Clearly, Naegleria fowleri is not your biggest risk in the water. By comparison, between 2005 and 2014, 3,536 people — which averages to about 10 a day — died of unintentional drownings in the United States.
“Millions of people participate in water activities all the time, and this is a very rare infection,” Dr. Stephen Keener, the medical director for the Mecklenburg County Health Department, said at a press conference. “It’s not the kind of thing where just getting in the water with Naegleria is going to cause you to get sick.”
There are ways to reduce exposure, and even though the risk of infection is low, you should follow them. Avoid putting your head under water in hot springs or other warm, fresh bodies of water. If you do go under water, hold your nose, or use nose clips if you know there is a risk of submersion. Avoid digging scum and sediment up near the water. Avoid fresh water activities during very warm weather, which is not very practical advice for people who enjoy swimming or water skiing in lakes or kayaking in streams and rivers. But you can remind yourself about precautions, especially after several days of 90 degree weather.

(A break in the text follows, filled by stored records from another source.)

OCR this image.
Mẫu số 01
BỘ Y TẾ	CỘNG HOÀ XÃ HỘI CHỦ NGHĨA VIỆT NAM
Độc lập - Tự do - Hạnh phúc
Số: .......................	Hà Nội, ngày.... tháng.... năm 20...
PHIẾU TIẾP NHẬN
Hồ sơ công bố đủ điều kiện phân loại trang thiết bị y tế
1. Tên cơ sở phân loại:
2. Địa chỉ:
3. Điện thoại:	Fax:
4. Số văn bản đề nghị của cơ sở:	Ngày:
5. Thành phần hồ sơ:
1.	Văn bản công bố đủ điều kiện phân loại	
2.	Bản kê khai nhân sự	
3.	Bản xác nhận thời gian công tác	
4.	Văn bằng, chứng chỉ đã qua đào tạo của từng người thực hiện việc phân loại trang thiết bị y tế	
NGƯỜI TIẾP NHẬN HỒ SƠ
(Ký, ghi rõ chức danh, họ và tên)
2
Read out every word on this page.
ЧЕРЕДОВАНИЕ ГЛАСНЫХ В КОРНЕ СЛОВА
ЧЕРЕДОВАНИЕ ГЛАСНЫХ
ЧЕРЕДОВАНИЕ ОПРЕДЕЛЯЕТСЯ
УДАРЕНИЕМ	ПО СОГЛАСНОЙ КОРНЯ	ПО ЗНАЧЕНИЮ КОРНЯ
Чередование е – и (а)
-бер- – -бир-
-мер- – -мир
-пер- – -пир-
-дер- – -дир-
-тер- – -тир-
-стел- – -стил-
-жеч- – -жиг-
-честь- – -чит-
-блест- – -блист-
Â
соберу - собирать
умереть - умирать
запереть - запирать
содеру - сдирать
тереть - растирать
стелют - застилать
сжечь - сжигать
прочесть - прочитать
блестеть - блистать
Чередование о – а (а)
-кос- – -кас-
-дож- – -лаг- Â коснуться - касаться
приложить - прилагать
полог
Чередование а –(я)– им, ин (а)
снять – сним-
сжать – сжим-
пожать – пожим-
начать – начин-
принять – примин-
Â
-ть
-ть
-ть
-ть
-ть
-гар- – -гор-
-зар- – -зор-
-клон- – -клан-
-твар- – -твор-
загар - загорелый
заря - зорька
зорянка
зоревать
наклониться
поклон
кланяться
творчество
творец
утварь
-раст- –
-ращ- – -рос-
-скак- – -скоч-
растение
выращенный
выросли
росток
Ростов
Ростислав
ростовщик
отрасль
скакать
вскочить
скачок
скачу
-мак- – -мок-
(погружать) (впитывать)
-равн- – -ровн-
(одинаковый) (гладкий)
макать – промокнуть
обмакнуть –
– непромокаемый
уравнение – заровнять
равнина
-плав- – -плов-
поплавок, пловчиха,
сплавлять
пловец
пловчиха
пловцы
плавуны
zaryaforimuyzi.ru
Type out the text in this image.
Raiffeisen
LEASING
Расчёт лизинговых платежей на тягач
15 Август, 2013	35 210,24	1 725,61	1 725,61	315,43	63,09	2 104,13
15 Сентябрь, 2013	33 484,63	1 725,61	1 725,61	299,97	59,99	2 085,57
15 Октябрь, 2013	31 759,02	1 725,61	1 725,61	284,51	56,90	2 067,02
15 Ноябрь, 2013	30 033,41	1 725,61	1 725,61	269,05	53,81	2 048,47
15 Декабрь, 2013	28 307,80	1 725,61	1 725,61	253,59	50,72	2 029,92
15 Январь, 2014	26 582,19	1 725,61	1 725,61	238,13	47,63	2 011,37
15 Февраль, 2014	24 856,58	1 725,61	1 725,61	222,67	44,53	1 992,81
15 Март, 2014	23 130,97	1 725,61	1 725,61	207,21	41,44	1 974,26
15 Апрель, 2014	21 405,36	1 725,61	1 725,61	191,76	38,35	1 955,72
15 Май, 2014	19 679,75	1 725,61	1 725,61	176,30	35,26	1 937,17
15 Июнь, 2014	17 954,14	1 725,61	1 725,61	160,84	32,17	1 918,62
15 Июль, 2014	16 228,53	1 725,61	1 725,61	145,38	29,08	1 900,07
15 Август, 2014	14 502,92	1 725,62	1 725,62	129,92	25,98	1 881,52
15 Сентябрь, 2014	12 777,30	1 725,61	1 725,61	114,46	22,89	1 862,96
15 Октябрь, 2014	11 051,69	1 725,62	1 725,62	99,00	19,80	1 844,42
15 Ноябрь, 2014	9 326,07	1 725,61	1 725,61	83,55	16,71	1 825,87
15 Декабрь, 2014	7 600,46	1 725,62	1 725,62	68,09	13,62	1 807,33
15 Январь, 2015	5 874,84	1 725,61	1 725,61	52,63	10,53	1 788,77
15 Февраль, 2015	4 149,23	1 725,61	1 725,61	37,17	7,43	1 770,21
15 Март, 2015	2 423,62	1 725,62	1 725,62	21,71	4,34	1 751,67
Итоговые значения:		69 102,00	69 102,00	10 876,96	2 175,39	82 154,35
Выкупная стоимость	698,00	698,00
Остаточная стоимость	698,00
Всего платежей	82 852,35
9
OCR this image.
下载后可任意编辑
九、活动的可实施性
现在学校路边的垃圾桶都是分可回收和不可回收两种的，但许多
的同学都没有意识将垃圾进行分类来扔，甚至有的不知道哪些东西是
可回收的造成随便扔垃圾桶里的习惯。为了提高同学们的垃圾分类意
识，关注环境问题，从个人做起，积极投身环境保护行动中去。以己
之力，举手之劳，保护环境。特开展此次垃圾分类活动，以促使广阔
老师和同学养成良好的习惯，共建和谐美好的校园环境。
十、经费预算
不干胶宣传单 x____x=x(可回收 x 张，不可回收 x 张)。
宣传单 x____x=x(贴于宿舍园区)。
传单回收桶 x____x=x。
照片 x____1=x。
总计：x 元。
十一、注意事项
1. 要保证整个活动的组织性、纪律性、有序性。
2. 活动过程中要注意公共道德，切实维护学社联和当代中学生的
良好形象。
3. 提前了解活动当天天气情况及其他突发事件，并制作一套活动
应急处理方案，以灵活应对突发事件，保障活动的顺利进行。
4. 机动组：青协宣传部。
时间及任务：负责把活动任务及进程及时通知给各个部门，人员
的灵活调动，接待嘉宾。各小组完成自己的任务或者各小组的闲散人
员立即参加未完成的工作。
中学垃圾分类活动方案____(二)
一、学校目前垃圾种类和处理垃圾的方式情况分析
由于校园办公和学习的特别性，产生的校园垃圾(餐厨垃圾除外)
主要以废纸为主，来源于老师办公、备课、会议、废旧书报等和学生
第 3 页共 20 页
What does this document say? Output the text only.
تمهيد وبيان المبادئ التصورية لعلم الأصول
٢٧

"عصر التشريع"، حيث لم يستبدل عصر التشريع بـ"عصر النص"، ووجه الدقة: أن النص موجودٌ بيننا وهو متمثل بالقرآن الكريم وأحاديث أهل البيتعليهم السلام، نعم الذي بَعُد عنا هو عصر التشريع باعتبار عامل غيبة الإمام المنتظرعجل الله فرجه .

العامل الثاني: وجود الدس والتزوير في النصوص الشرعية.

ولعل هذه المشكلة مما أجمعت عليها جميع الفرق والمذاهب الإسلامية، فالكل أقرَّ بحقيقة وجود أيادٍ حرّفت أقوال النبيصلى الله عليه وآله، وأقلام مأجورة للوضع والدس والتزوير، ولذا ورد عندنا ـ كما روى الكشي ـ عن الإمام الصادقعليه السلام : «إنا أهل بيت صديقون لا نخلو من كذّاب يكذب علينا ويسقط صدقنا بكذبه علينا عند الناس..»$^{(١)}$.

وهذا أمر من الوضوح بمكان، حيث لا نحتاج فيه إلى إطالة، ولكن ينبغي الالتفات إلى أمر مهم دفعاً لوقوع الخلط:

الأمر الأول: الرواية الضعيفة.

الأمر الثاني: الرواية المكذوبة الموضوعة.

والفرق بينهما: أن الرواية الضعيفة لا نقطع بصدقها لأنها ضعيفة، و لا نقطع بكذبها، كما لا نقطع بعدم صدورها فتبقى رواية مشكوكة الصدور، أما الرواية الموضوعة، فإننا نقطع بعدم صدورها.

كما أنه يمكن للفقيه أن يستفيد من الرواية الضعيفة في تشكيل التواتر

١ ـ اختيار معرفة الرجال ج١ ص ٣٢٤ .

“Living in Arkansas, one of my favorite things to do is spend time at the lake,” said Dr. William Matthew Linam, a physician at Arkansas Children’s Hospital, in an email. “Having said that, I make my children hold their noses if they are going underwater.”
If you’ve been playing around in warm fresh water, especially during summer months, and come down with a headache, fever, nausea or vomiting, experts say to tell your doctor where you’ve been. And the sooner the better. Later symptoms include stiff neck, confusion, loss of balance, seizures and hallucinations.
Dr. Linam thinks early detection is critical. In 2013 he saved a 12-year-old girl named Kali Hardig, who was exposed at an Arkansas water park and is one of only three documented victims of the amoeba to ever survive the infection. He called the C.D.C. immediately, and the amoeba was found in a sample of her spinal fluid. He administered a cocktail of drugs that the C.D.C. has proven effective in the lab, including miltefosine, a breast cancer drug that the C.D.C. is working to make available in hospitals in Texas and Florida, where reports are more common.
But “even with early detection and treatment, survival is not guaranteed,” he said.
Would I go whitewater rafting again? Yes. But probably only on a cool day. And I’d wear nose plugs.